Many important enterprise systems are responsible for collecting and processing data from various sources. Such critical systems need to be monitored for failures and any performance anomalies that arise. Process metadata for such sytems includes tracking things like:
- process start and end times
- disk usage
- where data was moved from and to, and
- how many users access the system at any given time
This sort of data is invaluable for troubleshooting and optimizing workflows and ad hoc queries.
Business Metadata
Users who want to explore and analyze data within and outside the enterprise are typically interested in data discovery. They need to be able to find data which is meaningful and valuable to them and know where that data can be accessed from.

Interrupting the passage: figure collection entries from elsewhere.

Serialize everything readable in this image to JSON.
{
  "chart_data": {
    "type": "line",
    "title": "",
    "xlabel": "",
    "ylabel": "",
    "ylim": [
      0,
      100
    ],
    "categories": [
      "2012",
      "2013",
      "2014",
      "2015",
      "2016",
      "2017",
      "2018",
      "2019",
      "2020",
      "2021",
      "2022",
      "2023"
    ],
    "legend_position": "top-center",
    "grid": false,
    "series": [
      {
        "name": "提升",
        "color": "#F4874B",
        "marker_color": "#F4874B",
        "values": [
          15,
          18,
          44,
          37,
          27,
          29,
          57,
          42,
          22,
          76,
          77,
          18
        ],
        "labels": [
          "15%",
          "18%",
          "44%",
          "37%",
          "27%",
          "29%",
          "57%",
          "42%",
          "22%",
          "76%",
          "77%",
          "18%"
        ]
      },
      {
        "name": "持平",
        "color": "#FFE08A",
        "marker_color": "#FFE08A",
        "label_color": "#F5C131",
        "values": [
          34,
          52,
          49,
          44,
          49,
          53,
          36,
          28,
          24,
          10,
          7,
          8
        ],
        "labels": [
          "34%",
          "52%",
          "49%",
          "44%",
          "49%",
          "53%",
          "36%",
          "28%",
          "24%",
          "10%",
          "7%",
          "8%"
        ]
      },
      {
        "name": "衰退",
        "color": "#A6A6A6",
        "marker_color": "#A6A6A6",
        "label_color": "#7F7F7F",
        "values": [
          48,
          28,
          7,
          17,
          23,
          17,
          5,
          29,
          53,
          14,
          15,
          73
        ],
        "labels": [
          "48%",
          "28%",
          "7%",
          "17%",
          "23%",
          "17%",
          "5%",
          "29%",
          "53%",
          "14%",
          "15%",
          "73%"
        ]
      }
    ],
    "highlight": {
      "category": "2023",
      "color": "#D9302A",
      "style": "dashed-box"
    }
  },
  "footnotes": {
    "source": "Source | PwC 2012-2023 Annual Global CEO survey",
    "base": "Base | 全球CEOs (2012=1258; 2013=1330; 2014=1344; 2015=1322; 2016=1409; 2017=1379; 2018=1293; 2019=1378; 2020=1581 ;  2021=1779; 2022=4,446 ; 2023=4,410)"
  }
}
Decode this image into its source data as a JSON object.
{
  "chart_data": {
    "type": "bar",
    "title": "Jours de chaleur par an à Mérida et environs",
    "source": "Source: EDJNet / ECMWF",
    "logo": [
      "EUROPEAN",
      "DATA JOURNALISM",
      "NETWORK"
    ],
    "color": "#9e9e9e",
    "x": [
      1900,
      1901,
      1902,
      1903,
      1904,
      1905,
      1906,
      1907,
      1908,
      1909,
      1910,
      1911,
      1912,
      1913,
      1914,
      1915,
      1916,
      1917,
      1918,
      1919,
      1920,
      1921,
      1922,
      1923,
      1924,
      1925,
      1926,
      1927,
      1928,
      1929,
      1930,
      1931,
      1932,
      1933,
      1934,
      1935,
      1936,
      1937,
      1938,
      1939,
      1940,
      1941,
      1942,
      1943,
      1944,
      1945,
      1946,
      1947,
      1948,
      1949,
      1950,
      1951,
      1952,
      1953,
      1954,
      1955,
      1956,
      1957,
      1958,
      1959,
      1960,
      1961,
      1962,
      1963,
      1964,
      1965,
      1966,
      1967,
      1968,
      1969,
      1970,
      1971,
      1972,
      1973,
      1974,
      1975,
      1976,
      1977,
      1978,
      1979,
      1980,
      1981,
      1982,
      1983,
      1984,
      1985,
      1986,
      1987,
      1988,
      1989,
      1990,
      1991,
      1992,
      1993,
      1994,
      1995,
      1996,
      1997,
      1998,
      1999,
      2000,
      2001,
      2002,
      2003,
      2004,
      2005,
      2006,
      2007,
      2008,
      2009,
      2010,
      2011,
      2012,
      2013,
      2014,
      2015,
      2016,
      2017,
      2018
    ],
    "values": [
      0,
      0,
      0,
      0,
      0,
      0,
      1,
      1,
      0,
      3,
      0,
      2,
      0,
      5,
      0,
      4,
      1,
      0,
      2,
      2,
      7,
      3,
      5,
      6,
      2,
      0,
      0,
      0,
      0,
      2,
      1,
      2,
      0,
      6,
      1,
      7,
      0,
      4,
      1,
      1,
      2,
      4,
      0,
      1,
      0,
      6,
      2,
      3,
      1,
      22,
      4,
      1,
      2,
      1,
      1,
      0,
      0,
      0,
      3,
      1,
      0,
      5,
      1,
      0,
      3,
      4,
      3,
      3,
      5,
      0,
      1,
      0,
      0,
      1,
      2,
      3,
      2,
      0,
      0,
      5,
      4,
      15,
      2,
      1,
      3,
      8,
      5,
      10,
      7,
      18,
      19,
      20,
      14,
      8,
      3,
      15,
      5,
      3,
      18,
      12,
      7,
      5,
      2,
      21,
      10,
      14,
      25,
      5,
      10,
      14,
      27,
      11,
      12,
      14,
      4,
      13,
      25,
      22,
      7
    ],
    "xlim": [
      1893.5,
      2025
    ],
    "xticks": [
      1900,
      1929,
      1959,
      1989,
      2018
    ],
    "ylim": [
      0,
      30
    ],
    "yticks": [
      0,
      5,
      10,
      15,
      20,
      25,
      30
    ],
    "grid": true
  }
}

It is information about the data described in readily interpretable ways, such as:
- how the data is acquired
- what the data is measuring or describing
- the connection between the data and other data sources
Business metadata also serves as documentation for the entire data warehouse system.
Metadata Management
Managing metadata includes developing and administering policies and processes to ensure information can be accessed and integrated from various sources and appropriately shared across the entire enterprise.
Data Catalog
Creation of a reliable, user-friendly data catalog is a primary objective of a metadata management model. The data catalog is a core component of a modern metadata management system, serving as the main asset around which metadata management is administered.
- It serves as the basis by which companies can inventory and efficiently organize their data systems.
- A modern metadata managment model will include a web-based user interface that enables engineers and business users to easily search for and find information on key attributes such as CustomerName or ProductType.
- This kind of model is central to any Data Governance initiative.
- Having access to a well implemented data catalog greatly enhances data discovery, repeatability, governance, and can also facilitate access to data.
- Well managed metadata helps you to understand both the business context associated with the enterprise data and the data lineage, which helps to improve data governance.
- Data lineage provides information about the origin of the data and how it gets transformed and moved, and thus it facilitates tracing of data errors back to their root cause.
Data Governance
Data governance is a data management concept concerning the capability that enables an organization to ensure that high data quality exists throughout the complete lifecycle of the data, and data controls are implemented that support business objectives.
The key focus areas of data governance include availability, usability, consistency, data integrity and data security and includes establishing processes to ensure effective data management throughout the enterprise such as accountability for the adverse effects of poor data quality and ensuring that the data which an enterprise has can be used by the entire organization.
Popular tools
Popular metadata management tools include:
- IBM InfoSphere Information Server
- CA Erwin Data Modeler
- Oracle Warehouse Builder
- SAS Data Integration Server
- Talend Data Fabric
- Alation Data Catalog
- SAP Information Steward
- Microsoft Azure Data Catalog
- IBM Watson Knowledge Catalog
- Oracle Enterprise Metadata Management (OEMM)
- Adaptive Metadata Manager
- Unifi Data Catalog
- data.world
- Informatica Enterprise Data Catalog